感觉还不是很熟练,来个实例:程序设计要求如下:

1、调用OTCBTC的API,获取所有买家、卖家出价数据

2、涉及的币种有:EOS、ETH、BCH、NEO

3、将获取到的json数据转换成xml格式并保存

4、要求使用多线程

from threading import Thread
import requests
from xml.etree.ElementTree import ElementTree,Element
from queue import Queue

class DownloadThread(Thread):
    '''下载当前某种货币的卖单与买单'''
    def __init__(self,coin_id,queue):
        Thread.__init__(self)
        self.coin_id = coin_id
        self.queue = queue
        self.url = "https://bb.otcbtc.com/api/v2/depth?market=%s&limit=1000"
        self.url %= coin_id

    def download(self,url):
        '''下载json数据,存储为data'''
        response = requests.get(url)
        return response.json()

    def run(self):
        print('downloading %s' % self.coin_id)
        data = self.download(self.url)
        self.queue.put((self.coin_id,data))

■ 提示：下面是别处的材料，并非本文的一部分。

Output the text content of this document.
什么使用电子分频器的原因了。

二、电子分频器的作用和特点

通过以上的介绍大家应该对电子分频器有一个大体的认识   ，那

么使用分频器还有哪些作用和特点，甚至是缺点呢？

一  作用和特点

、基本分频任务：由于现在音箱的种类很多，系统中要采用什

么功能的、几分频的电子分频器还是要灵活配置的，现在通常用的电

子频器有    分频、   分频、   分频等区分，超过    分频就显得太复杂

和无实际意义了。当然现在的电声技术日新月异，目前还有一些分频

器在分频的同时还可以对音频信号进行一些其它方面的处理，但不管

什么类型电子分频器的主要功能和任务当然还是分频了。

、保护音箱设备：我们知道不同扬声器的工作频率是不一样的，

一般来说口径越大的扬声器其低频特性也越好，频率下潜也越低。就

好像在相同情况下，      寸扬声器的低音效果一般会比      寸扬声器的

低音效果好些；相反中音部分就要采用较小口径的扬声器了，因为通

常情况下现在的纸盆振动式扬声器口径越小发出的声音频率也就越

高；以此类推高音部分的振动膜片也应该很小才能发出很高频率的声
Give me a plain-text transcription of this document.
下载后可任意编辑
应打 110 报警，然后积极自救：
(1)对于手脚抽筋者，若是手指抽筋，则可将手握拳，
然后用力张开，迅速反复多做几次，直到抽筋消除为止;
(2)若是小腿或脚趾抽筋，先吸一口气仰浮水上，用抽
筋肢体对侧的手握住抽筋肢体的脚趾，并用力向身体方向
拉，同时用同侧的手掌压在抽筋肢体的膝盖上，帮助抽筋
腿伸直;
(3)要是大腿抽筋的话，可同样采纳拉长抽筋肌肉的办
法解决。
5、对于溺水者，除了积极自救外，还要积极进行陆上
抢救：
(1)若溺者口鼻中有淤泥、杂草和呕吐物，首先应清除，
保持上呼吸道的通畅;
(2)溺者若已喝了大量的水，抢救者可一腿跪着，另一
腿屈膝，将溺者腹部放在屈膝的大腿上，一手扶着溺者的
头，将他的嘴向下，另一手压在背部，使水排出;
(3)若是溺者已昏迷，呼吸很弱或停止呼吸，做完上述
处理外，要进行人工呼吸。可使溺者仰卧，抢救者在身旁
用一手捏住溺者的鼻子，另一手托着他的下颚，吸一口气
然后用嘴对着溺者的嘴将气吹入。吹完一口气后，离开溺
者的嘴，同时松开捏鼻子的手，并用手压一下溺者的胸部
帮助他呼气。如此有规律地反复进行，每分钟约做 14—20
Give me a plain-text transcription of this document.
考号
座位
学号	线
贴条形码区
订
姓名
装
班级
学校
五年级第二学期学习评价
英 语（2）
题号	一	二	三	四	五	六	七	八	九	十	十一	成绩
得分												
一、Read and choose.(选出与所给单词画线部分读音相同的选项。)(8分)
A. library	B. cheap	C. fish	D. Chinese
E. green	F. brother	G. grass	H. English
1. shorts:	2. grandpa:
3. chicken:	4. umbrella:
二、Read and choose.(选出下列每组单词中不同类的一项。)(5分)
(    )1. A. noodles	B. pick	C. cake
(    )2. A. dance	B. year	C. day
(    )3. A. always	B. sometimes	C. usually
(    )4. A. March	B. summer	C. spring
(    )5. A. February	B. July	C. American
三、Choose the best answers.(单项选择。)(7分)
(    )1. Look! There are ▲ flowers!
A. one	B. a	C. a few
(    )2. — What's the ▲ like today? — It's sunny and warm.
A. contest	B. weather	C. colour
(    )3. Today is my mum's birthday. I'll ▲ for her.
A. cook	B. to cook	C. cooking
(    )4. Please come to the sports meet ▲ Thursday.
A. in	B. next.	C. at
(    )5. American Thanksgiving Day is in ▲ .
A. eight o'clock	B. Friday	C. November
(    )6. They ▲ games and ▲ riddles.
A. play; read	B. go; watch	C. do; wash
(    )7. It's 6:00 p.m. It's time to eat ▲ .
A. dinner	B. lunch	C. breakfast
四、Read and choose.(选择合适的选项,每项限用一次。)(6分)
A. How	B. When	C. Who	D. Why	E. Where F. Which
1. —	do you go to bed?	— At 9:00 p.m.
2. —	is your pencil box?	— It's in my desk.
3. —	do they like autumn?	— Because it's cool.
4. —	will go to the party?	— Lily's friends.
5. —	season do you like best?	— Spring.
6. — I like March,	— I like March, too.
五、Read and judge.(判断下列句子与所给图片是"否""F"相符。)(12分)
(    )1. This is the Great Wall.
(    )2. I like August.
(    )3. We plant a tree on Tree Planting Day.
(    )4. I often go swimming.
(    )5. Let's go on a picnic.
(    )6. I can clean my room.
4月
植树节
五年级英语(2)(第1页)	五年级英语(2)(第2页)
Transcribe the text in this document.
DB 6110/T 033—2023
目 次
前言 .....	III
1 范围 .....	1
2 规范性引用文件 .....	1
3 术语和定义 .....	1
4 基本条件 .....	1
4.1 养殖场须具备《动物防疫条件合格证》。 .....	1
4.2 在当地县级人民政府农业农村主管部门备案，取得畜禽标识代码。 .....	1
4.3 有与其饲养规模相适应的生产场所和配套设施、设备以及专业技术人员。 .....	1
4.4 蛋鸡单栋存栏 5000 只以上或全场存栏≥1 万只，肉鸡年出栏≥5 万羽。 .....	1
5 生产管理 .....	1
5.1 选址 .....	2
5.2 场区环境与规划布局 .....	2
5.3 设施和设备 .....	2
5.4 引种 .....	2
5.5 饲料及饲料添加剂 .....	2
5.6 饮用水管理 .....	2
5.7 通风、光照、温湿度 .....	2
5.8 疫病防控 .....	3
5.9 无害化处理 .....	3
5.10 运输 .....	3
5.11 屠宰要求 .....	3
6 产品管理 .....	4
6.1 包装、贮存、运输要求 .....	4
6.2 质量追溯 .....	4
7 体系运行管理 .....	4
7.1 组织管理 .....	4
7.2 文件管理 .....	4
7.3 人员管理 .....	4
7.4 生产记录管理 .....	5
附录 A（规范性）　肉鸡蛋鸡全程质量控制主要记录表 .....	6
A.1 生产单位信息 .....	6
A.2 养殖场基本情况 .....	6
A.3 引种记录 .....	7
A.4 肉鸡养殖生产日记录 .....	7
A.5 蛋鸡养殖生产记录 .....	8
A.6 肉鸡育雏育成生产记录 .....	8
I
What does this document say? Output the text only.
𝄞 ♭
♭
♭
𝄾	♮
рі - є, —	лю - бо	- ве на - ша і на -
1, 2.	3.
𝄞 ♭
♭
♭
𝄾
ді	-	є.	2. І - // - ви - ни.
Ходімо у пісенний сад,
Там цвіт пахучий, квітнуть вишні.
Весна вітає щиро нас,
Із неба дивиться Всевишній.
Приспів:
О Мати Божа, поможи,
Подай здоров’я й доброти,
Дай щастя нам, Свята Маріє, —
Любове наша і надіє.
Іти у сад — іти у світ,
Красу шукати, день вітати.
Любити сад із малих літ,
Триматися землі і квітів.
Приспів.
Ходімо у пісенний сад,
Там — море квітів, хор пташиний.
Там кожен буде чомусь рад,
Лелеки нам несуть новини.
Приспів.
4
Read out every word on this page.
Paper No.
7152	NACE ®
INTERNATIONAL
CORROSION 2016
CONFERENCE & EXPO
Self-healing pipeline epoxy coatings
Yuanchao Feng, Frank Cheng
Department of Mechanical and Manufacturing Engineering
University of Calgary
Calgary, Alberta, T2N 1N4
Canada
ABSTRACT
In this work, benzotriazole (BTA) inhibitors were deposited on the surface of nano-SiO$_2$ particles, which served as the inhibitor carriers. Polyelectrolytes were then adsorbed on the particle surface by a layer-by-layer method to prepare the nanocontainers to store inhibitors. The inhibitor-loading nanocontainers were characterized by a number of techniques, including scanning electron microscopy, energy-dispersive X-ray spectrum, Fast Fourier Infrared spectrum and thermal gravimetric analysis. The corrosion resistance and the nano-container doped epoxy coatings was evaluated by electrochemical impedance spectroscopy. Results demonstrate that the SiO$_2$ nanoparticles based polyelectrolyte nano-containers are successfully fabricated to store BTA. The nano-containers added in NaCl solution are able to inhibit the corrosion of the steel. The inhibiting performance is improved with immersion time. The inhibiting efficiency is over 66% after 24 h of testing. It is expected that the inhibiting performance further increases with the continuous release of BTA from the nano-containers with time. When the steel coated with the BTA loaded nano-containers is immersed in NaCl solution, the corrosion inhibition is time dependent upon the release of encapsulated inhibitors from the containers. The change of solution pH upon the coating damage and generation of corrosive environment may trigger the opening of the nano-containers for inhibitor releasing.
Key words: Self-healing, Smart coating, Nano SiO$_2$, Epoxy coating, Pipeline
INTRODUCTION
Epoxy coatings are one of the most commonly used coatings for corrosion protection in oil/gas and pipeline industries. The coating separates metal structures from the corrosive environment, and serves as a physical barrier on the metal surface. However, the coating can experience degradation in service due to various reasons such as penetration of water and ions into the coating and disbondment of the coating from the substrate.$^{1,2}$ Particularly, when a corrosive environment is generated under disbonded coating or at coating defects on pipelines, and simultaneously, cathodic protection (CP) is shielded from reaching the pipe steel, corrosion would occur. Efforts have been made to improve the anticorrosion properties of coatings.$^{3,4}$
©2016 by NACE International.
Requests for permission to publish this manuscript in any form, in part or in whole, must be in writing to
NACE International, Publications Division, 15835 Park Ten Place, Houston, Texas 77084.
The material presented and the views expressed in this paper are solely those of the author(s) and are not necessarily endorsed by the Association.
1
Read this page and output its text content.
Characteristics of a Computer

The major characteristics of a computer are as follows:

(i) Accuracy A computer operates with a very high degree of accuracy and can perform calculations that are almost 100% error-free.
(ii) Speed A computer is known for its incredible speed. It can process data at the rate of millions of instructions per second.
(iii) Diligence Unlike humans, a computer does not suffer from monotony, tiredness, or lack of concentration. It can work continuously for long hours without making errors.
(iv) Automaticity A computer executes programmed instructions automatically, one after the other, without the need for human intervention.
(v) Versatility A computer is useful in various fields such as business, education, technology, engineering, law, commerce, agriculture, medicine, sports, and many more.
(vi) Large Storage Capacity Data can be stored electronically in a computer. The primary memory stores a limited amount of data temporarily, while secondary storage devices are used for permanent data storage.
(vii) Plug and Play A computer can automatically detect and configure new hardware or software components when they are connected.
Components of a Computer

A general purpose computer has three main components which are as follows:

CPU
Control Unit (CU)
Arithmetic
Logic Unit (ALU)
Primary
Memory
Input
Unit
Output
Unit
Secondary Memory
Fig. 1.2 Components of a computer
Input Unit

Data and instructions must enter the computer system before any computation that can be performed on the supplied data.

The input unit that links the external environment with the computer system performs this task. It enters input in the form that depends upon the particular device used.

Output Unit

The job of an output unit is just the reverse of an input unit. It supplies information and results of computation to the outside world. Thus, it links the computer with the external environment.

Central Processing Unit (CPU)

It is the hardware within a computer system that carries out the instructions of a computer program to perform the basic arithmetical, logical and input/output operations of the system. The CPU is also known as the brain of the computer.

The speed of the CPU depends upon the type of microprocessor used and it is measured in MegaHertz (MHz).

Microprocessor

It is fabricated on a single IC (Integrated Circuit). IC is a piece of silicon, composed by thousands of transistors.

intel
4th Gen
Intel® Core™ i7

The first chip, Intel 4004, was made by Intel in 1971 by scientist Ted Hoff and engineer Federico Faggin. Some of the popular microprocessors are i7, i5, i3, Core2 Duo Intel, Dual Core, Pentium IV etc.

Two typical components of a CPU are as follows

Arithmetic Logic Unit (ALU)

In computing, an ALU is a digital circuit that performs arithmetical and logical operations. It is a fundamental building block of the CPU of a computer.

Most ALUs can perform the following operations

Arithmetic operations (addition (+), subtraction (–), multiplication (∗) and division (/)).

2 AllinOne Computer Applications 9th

class ConvertThread(Thread):
    '''把请求响应转化为xml文件'''
    def __init__(self,queue):
        Thread.__init__(self)
        self.queue = queue

    def setchildtree(self,superelement_tag,spec_dict):
        '''
        构建asks tree或者bids tree. superelement_tag是子树的根节点名,
        spec_dict是整个json字符串转换后的python字典
        '''
        e =Element(superelement_tag)
        for list_item in spec_dict[superelement_tag]:
            e1 = Element('item')
            e.append(e1)
            e2_price = Element('price')
            e2_price.text = list_item[0]
            e1.append(e2_price)
            e2_volumn = Element('volumn')
            e2_volumn.text = list_item[1]
            e1.append(e2_volumn)
        return e

    def convert(self,coin_id,spec_dict):
        '''将请求响应body的字典转换为xml文件'''
        root = Element('data')
        e_timestamp = Element('timestamp')
        #必须在xml中把数字变成字符串!否则报错:TypeError: cannot serialize 1530197213 (type int),序列化错误!
        e_timestamp.text = str(spec_dict['timestamp'])
        root.append(e_timestamp)
        asks_childtree = self.setchildtree('asks',spec_dict)
        root.append(asks_childtree)
        bids_childtree = self.setchildtree('bids',spec_dict)
        root.append(bids_childtree)
        et = ElementTree(root)
        et.write('%s.xml' % coin_id)

    def run(self):
        while True:
            #获取队列中已经下载好的数据
            coin_id,data = self.queue.get()
            #判断队列是否已经收到哨符!
            if data == False:
                break
            print('converting %s' % coin_id)
            self.convert(coin_id,data)

if __name__ == '__main__':
    queue = Queue()
    markets = ['eosbtc','ethbtc','bchbtc','neobtc']
    threads = [DownloadThread(market,queue) for market in markets]
    for thread in threads:
        thread.start()
    ct = ConvertThread(queue)
    ct.start()
    #等待所有下载线程完毕
    for thread in threads:
        thread.join()
    #添加终止convert线程的哨符
    queue.put(('xxx',False))

#practice23:线程间事件通知

1、 Event的使用
+ Event.wait与Event.set

from threading import Event,Thread
def f(e):
    print('hello')
    e.wait()
    print('world')

e = Event()
t = Thread(target=f,args=(e,))
t.start()

python3练习题:并发编程(21-25)_第4张图片

可以看出,e.wait方法相当于阻塞函数,阻塞程序继续执行,直到等到触发信号e.set()

从运行框可以看出,程序并未执行完。

from threading import Event,Thread
def f(e):
    print('hello')
    e.wait()
    print('world')

e = Event()
t = Thread(target=f,args=(e,))
t.start()
e.set()

由于e.set(),线程被触发继续执行,程序最后运行完退出。

python3练习题:并发编程(21-25)_第5张图片

  • Event.clear()

Event对象调用一对wait/set方法后就不能再次调用这对方法了,若想再次调用,必须先对Event对象调用clear方法!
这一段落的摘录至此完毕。